Abrió la puerta y Mabel se sorprendió gratamente al verlo entrar. Le dio un beso y sin decir nada, dando todo como sobreentendido, se fueron a la cama sin prisa pero sin pausa. Al comenzar a sacarse la corbata sucedió lo inesperado. Se abrió la puerta y por la misma entró un hombre sospechosamente parecido a él, casi idéntico. Y al llegar al dormitorio prorrumpió en gritos, viendo que Mabel estaba con un extraño. Sonoros alaridos, acusaciones, llantos desesperados. Al principio Raúl que se quiso defender, pero a cada explicación el hombre vestido igual que él le decía exasperantemente ¡Yo soy Raúl Echamendi! ¡Yo, entendés! Y sacaba el DNI, el carnet de conductor, la credencial de abogado, y hasta las tarjetas, que justo él, no tenía encima y que había encargado hacía minutos.
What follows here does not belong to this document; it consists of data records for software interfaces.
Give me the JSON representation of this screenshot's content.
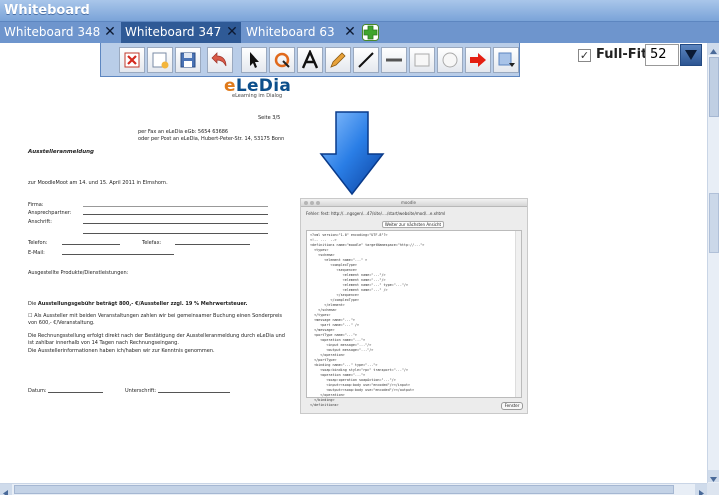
{
  "app": {
    "title": "Whiteboard"
  },
  "tabs": [
    {
      "label": "Whiteboard 348",
      "close": "✕"
    },
    {
      "label": "Whiteboard 347",
      "close": "✕"
    },
    {
      "label": "Whiteboard 63",
      "close": "✕"
    }
  ],
  "toolbar": {
    "tools": [
      "delete-icon",
      "new-page-icon",
      "save-icon",
      "undo-icon",
      "pointer-icon",
      "rotate-icon",
      "text-icon",
      "pencil-icon",
      "line-icon",
      "thick-line-icon",
      "rectangle-icon",
      "ellipse-icon",
      "arrow-icon",
      "paste-icon"
    ]
  },
  "view": {
    "fullfit_label": "Full-Fit",
    "fullfit_checked": "✓",
    "zoom": "52"
  },
  "logo": {
    "brand_e": "e",
    "brand_rest": "LeDia",
    "tagline": "eLearning im Dialog"
  },
  "document": {
    "page": "Seite 3/5",
    "header_line1": "per Fax an eLeDia eGb: 5654 63686",
    "header_line2": "oder per Post an eLeDia, Hubert-Peter-Str. 14, 53175 Bonn",
    "heading": "Ausstelleranmeldung",
    "intro": "zur MoodleMoot am 14. und 15. April 2011 in Elmshorn.",
    "field_company": "Firma:",
    "field_contact": "Ansprechpartner:",
    "field_address": "Anschrift:",
    "field_phone": "Telefon:",
    "field_fax": "Telefax:",
    "field_email": "E-Mail:",
    "products": "Ausgestellte Produkte/Dienstleistungen:",
    "fee_prefix": "Die ",
    "fee_bold": "Ausstellungsgebühr beträgt  800,- €/Aussteller zzgl. 19 % Mehrwertsteuer.",
    "option_line1": "Als Aussteller mit beiden Veranstaltungen zahlen wir bei gemeinsamer Buchung einen Sonderpreis",
    "option_line2": "von 600,- €/Veranstaltung.",
    "billing_line1": "Die Rechnungsstellung erfolgt direkt nach der Bestätigung der Ausstelleranmeldung durch eLeDia und",
    "billing_line2": "ist zahlbar innerhalb von 14 Tagen nach Rechnungseingang.",
    "info_line": "Die Ausstellerinformationen haben ich/haben wir zur Kenntnis genommen.",
    "date_label": "Datum:",
    "signature_label": "Unterschrift:"
  },
  "screenshot": {
    "title": "moodle",
    "url": "Fehler:  fest: http://...ngsgen/...47/site/..../start/website/mod/...e.xhtml",
    "button": "Weiter zur nächsten Ansicht",
    "close_button": "Fenster",
    "code": "<?xml version=\"1.0\" encoding=\"UTF-8\"?>\n<!-- ...  -->\n<definitions name=\"moodle\" targetNamespace=\"http://...\">\n  <types>\n    <schema>\n       <element name=\"...\" >\n          <complexType>\n             <sequence>\n                <element name=\"...\"/>\n                <element name=\"...\"/>\n                <element name=\"...\" type=\"...\"/>\n                <element name=\"...\" />\n             </sequence>\n          </complexType>\n       </element>\n    </schema>\n  </types>\n  <message name=\"...\">\n     <part name=\"...\" />\n  </message>\n  <portType name=\"...\">\n     <operation name=\"...\">\n        <input message=\"...\"/>\n        <output message=\"...\"/>\n     </operation>\n  </portType>\n  <binding name=\"...\" type=\"...\">\n     <soap:binding style=\"rpc\" transport=\"...\"/>\n     <operation name=\"...\">\n        <soap:operation soapAction=\"...\"/>\n        <input><soap:body use=\"encoded\"/></input>\n        <output><soap:body use=\"encoded\"/></output>\n     </operation>\n  </binding>\n</definitions>"
  },
  "colors": {
    "titlebar": "#7aa3d8",
    "tabs": "#6e95cd",
    "active_tab": "#2f5a96",
    "accent": "#0d4f8b"
  }
}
A la hora estaba la policía en su casa, preguntando y preguntando. Y a Raúl la cabeza le estallaba. No había forma de convencer a esa gente que él era Raúl y no el otro. De hecho, cuando terminó la indagatoria policial era claro que ya todos habían tomado partido. Lo invitaron a retirarse de esa, su casa. De esa, su mujer. Y de esos, sus hijos. No le levantaban cargos, no. No había delito alguno. Descartaron la “usurpación de identidad” por ser una figura demasiado desconocida para la ley, a cambio de que se fuera. Sin hacer ruido, sin problemas, sin escándalos. Mabel se tapaba la boca con la mano y el otro Raúl con los brazos en jarras le pedía sus llaves.
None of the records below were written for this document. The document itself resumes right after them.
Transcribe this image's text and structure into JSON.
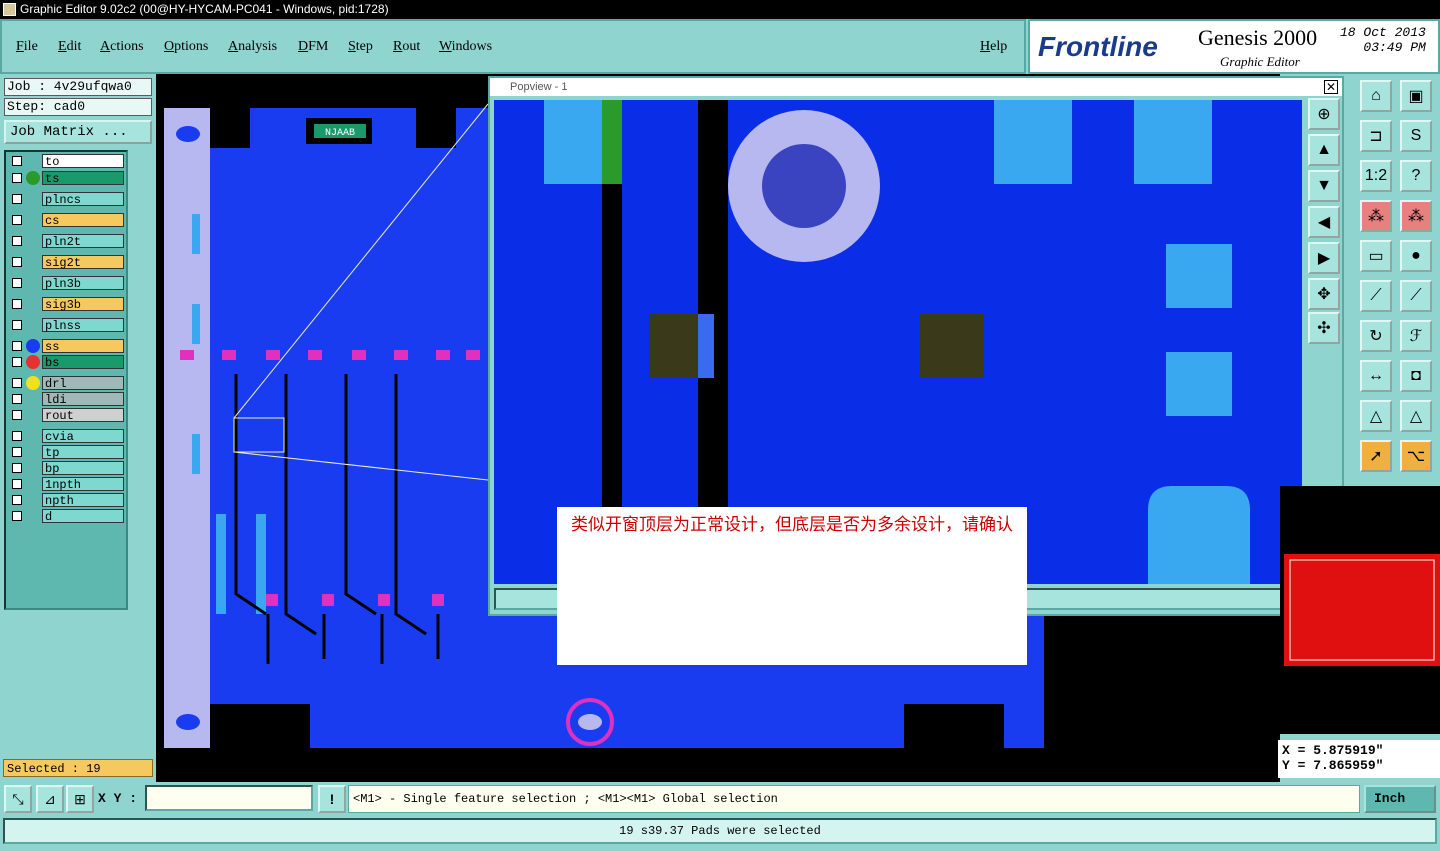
{
  "window": {
    "title": "Graphic Editor 9.02c2 (00@HY-HYCAM-PC041 - Windows, pid:1728)"
  },
  "menu": {
    "file": "File",
    "edit": "Edit",
    "actions": "Actions",
    "options": "Options",
    "analysis": "Analysis",
    "dfm": "DFM",
    "step": "Step",
    "rout": "Rout",
    "windows": "Windows",
    "help": "Help"
  },
  "brand": {
    "logo_prefix": "F",
    "logo_rest": "rontline",
    "product": "Genesis 2000",
    "subtitle": "Graphic Editor",
    "date": "18 Oct 2013",
    "time": "03:49 PM"
  },
  "job": {
    "job_line": "Job : 4v29ufqwa0",
    "step_line": "Step: cad0",
    "matrix_button": "Job Matrix ..."
  },
  "layers": [
    {
      "name": "to",
      "color": "#ffffff",
      "dot": ""
    },
    {
      "name": "ts",
      "color": "#1a9a6a",
      "dot": "#2a9a2a"
    },
    {
      "name": "plncs",
      "color": "#7ed8d0",
      "dot": ""
    },
    {
      "name": "cs",
      "color": "#f6c860",
      "dot": ""
    },
    {
      "name": "pln2t",
      "color": "#7ed8d0",
      "dot": ""
    },
    {
      "name": "sig2t",
      "color": "#f6c860",
      "dot": ""
    },
    {
      "name": "pln3b",
      "color": "#7ed8d0",
      "dot": ""
    },
    {
      "name": "sig3b",
      "color": "#f6c860",
      "dot": ""
    },
    {
      "name": "plnss",
      "color": "#7ed8d0",
      "dot": ""
    },
    {
      "name": "ss",
      "color": "#f6c860",
      "dot": "#1a3cf0"
    },
    {
      "name": "bs",
      "color": "#1a9a6a",
      "dot": "#e83030"
    },
    {
      "name": "drl",
      "color": "#a0b8b8",
      "dot": "#f0e020"
    },
    {
      "name": "ldi",
      "color": "#a0b8b8",
      "dot": ""
    },
    {
      "name": "rout",
      "color": "#d0d0d0",
      "dot": ""
    },
    {
      "name": "cvia",
      "color": "#7ed8d0",
      "dot": ""
    },
    {
      "name": "tp",
      "color": "#7ed8d0",
      "dot": ""
    },
    {
      "name": "bp",
      "color": "#7ed8d0",
      "dot": ""
    },
    {
      "name": "1npth",
      "color": "#7ed8d0",
      "dot": ""
    },
    {
      "name": "npth",
      "color": "#7ed8d0",
      "dot": ""
    },
    {
      "name": "d",
      "color": "#7ed8d0",
      "dot": ""
    }
  ],
  "selected": "Selected : 19",
  "popview": {
    "title": "Popview - 1",
    "close": "✕"
  },
  "annotation": "类似开窗顶层为正常设计，但底层是否为多余设计，请确认",
  "coords": {
    "x": "X = 5.875919\"",
    "y": "Y = 7.865959\""
  },
  "bottom": {
    "xy_label": "X Y :",
    "xy_value": "",
    "alert": "!",
    "help_text": "<M1> - Single feature selection ; <M1><M1> Global selection",
    "units": "Inch"
  },
  "status": "19 s39.37 Pads were selected",
  "colors": {
    "board": "#1a3cf0",
    "pad_light": "#3aa8f0",
    "pad_dark": "#3a3a1a",
    "ring": "#b8b8f0",
    "annotation_text": "#cc0000"
  },
  "board_label": "NJAAB"
}
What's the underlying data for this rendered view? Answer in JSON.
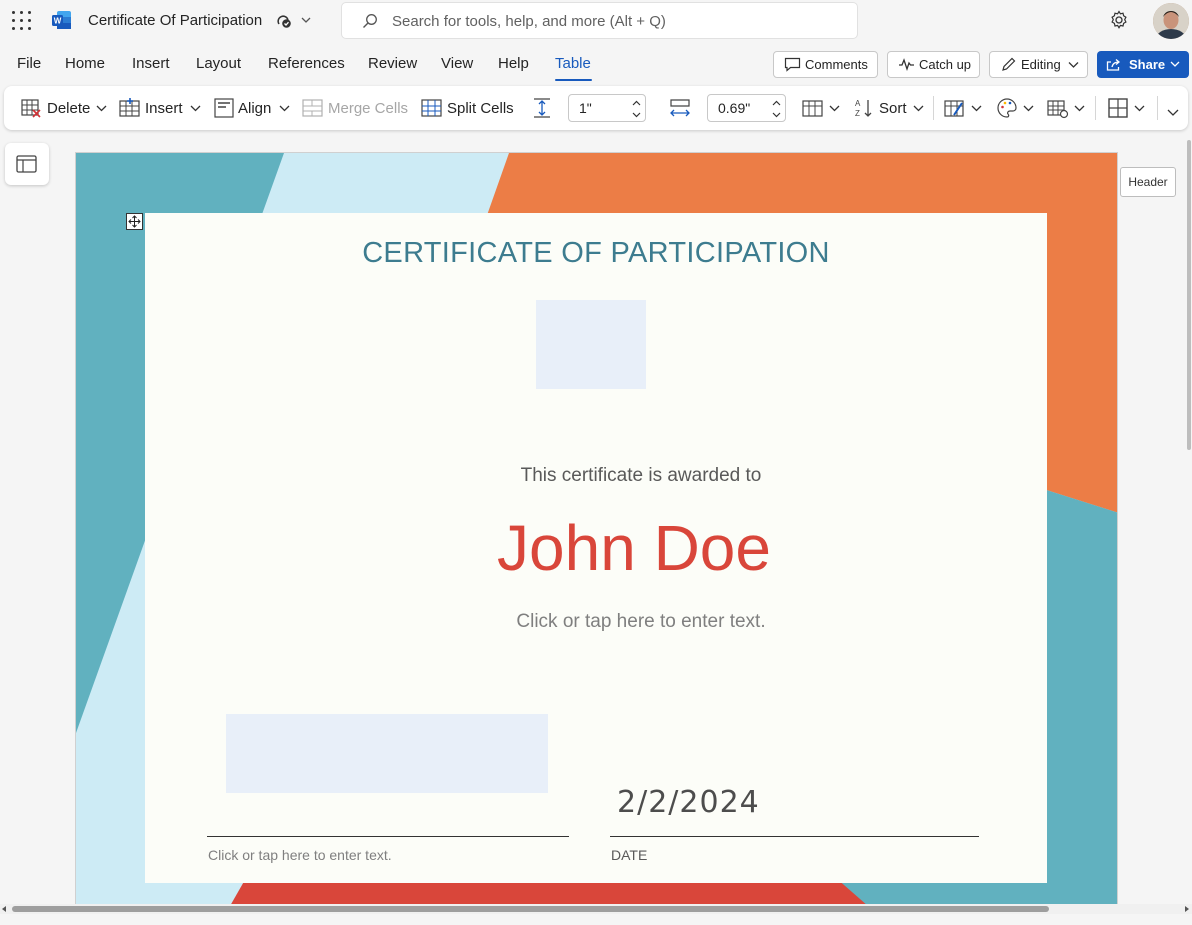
{
  "app": {
    "doc_title": "Certificate Of Participation",
    "search_placeholder": "Search for tools, help, and more (Alt + Q)"
  },
  "menu": {
    "tabs": [
      "File",
      "Home",
      "Insert",
      "Layout",
      "References",
      "Review",
      "View",
      "Help",
      "Table"
    ],
    "active_tab": "Table",
    "comments_label": "Comments",
    "catchup_label": "Catch up",
    "editing_label": "Editing",
    "share_label": "Share"
  },
  "ribbon": {
    "delete_label": "Delete",
    "insert_label": "Insert",
    "align_label": "Align",
    "merge_label": "Merge Cells",
    "split_label": "Split Cells",
    "height_value": "1\"",
    "width_value": "0.69\"",
    "sort_label": "Sort"
  },
  "document": {
    "header_tag": "Header",
    "title": "CERTIFICATE OF PARTICIPATION",
    "awarded_text": "This certificate is awarded to",
    "recipient": "John Doe",
    "placeholder_text": "Click or tap here to enter text.",
    "date_value": "2/2/2024",
    "signature_placeholder": "Click or tap here to enter text.",
    "date_label": "DATE"
  },
  "colors": {
    "accent": "#185abd",
    "title_color": "#3d7c8f",
    "name_color": "#d9463a",
    "teal": "#61b1bf",
    "orange": "#ec7d46",
    "light_blue": "#cdebf5",
    "red": "#d9463a"
  }
}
Han pasado ya quince años de este suceso que narré. Los vecinos de Once cuentan que el hombre estuvo como cuatro años pasando y pasando por Alsina, ida y vuelta. Algunas veces a paso acelerado, otras corriendo, otras de puntillas. Cada vez era igual. Llegaba a la esquina de Saavedra y se quedaba quieto. Esperando que pasara algo. Luego volvía sobre sus pasos e iba a la ferretería, para acto seguido mirar al cielo con consternación. Luis, el quiosquero lo había echado al menos una docena de veces y la última vez a los gritos, diciéndole que allí no había ningún Mario. En la imprenta se cansaron de decirle que sólo hacían facturas y formularios continuos, que jamás habían hecho tarjetas personales. Sus hijos lo veían cientos de veces parado en la vereda de enfrente, con los ojos llenos de lágrimas y mirando a las ventanas. Hasta que un día “el otro” Raúl se cansó y llamó a la policía. Cuando los vio llegar, se dio cuenta que ese no era su lugar y escapó raudamente para nunca más volver.
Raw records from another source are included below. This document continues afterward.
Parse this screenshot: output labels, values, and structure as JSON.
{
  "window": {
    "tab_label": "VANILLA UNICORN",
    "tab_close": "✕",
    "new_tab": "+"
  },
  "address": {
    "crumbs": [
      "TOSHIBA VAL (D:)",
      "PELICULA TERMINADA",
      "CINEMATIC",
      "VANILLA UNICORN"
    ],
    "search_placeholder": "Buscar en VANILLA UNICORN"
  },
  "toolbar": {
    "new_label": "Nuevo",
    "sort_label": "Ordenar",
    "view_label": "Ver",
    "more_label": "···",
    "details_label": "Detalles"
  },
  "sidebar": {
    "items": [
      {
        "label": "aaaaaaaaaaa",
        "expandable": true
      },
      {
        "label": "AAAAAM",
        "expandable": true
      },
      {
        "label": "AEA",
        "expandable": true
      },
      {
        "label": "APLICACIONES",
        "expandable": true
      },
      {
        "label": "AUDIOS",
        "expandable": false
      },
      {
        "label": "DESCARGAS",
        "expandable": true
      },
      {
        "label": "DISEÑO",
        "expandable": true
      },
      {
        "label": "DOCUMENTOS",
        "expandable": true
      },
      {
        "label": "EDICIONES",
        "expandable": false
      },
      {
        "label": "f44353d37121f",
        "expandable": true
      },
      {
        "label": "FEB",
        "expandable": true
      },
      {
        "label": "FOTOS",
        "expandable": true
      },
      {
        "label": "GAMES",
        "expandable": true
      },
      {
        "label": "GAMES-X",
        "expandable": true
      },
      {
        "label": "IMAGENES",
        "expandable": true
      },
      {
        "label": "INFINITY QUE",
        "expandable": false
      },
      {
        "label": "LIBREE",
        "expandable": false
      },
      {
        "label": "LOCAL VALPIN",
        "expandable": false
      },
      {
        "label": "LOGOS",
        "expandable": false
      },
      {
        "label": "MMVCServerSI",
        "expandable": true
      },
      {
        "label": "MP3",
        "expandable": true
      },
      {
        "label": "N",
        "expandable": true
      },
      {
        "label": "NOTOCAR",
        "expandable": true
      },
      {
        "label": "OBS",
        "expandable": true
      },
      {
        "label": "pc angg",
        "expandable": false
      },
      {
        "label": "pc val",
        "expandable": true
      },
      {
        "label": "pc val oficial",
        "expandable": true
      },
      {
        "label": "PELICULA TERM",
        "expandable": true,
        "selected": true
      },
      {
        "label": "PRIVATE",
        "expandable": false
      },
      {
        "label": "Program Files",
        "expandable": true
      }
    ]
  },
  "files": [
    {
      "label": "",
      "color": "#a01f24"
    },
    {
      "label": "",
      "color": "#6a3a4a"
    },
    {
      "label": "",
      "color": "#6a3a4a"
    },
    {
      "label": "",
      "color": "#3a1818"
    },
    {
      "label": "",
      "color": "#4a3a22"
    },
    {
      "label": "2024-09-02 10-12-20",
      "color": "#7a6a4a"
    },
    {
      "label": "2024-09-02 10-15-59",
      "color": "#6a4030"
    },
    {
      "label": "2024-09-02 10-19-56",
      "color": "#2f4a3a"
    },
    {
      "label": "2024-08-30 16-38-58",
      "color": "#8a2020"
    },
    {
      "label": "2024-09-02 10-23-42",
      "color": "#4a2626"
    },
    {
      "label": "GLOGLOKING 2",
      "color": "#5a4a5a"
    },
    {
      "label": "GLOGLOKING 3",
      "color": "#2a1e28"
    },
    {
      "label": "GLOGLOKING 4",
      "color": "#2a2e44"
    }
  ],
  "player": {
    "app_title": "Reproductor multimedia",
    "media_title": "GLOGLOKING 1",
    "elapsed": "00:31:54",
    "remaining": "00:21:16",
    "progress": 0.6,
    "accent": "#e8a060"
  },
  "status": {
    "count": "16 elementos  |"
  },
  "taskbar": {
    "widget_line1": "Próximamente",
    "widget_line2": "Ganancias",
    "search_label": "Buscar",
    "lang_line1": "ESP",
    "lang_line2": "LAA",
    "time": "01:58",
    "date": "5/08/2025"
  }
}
Yo lo conocí a Raúl en un bar de mala muerte de Avellaneda. Era un pordiosero más de entre los cientos que habitaban la zona. Y entre caña y caña un día me contó esto y la remató diciendo que era víctima de un agujero negro o de gusano, no me acuerdo bien. Que había universos paralelos, que él estaba en el universo equivocado, que su mujer estaría desesperada esperándolo en su casa, y algunas necedades más. Hace un par de semanas que no lo vemos por el barrio. Los muchachos piensan que se murió o que se mudó.

A mí me resulta más grato pensar que finalmente, encontró la manera de volver a su casa.



NOTA DEL AUTOR:

Teoría de los universos múltiples de Everett. El físico norteamericano Hugh Everett fue quien propuso la teoría de los “universos paralelos” al sostener que cada medida "desdobla" nuestro universo en una serie de posibilidades, o tal vez existían ya los universos paralelos mutuamente inobservables y en cada uno de ellos se da una realización diferente de los posibles resultados de la medida. El Principio de simultaneidad dimensional, establece que dos o más objetos físicos, realidades, percepciones y objetos no-físicos, pueden coexistir en el mismo espacio-tiempo. Este principio se llama teoría de Multiverso”. (Fuente: Hawking, S. W. & Ellis, G. F. R. (1973): “The Large Scale Structure of Space-time”, Cambridge, Cambridge University Press).